Le préfet a toutefois indiqué avoir "discuté mercredi avec les élus du territoire qui convergent tous sur des mesures fortes". Certains élus, comme la présidente du département, Josette Borel-Lincertin, auraient même souhaité l'instauration d'un couvre-feu (pour l'heure refusé par les autorités, hors cadre de l'état d'urgence sanitaire).

"L'ARS confirme que les contaminations ont lieu principalement dans la sphère privée. Et pourtant, les mesures prises ne touchent cette dimension qu'à la marge. Suis-je la seule à voir là une incohérence", questionne-t-elle.

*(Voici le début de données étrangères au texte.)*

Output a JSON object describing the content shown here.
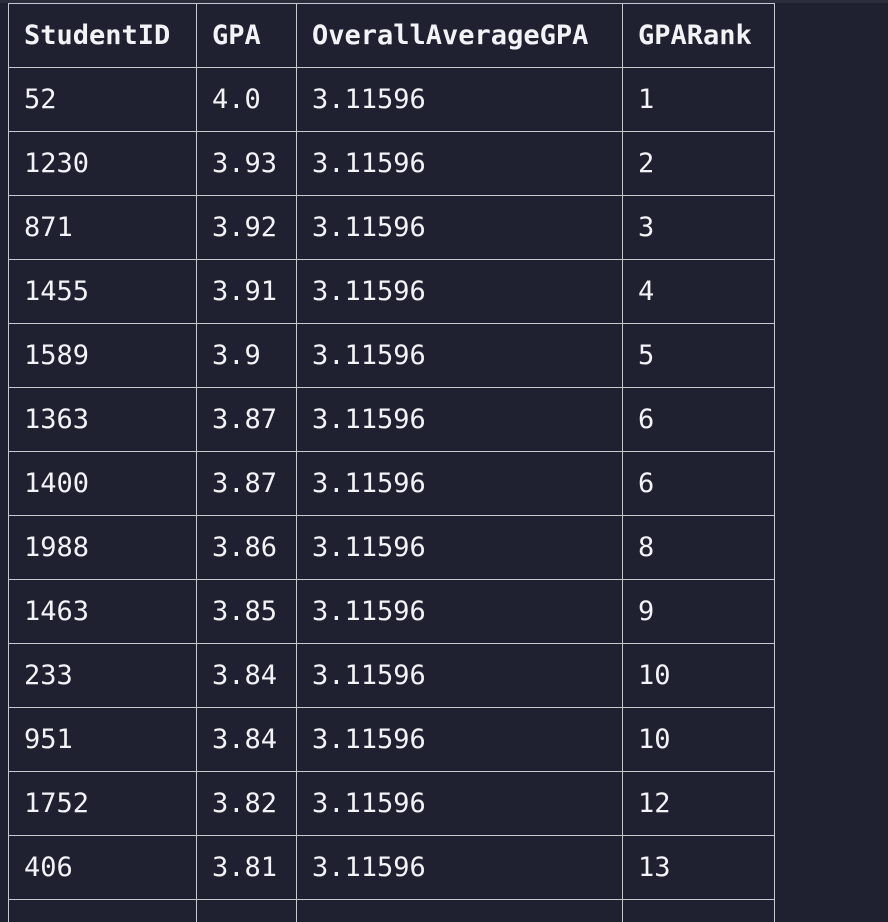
{
  "result_table": {
    "columns": [
      "StudentID",
      "GPA",
      "OverallAverageGPA",
      "GPARank"
    ],
    "rows": [
      [
        "52",
        "4.0",
        "3.11596",
        "1"
      ],
      [
        "1230",
        "3.93",
        "3.11596",
        "2"
      ],
      [
        "871",
        "3.92",
        "3.11596",
        "3"
      ],
      [
        "1455",
        "3.91",
        "3.11596",
        "4"
      ],
      [
        "1589",
        "3.9",
        "3.11596",
        "5"
      ],
      [
        "1363",
        "3.87",
        "3.11596",
        "6"
      ],
      [
        "1400",
        "3.87",
        "3.11596",
        "6"
      ],
      [
        "1988",
        "3.86",
        "3.11596",
        "8"
      ],
      [
        "1463",
        "3.85",
        "3.11596",
        "9"
      ],
      [
        "233",
        "3.84",
        "3.11596",
        "10"
      ],
      [
        "951",
        "3.84",
        "3.11596",
        "10"
      ],
      [
        "1752",
        "3.82",
        "3.11596",
        "12"
      ],
      [
        "406",
        "3.81",
        "3.11596",
        "13"
      ],
      [
        "",
        "",
        "",
        ""
      ]
    ]
  },
  "colors": {
    "background": "#1f2130",
    "text": "#f2f3f7",
    "grid": "#c7c9d1"
  }
}
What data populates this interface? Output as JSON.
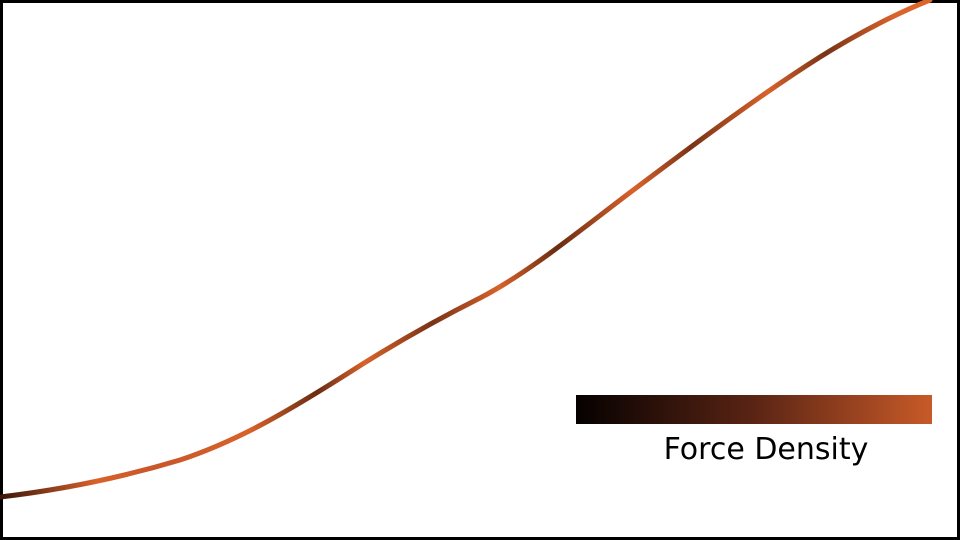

"Si nous ne faisons pas redescendre le taux de reproduction du virus en-dessous de 1, l'épidémie ne régressera pas", souligne de son côté la directrice générale de l'ARS, Valérie Denux, rappelant encore la situation de tension du CHU qui a activé le niveau 6 du plan Orsan [organisation de la réponse du système de santé en situations sanitaires exceptionnelles], et qui sera épaulé par l'arrivée de personnel médical militaire dès la fin de semaine.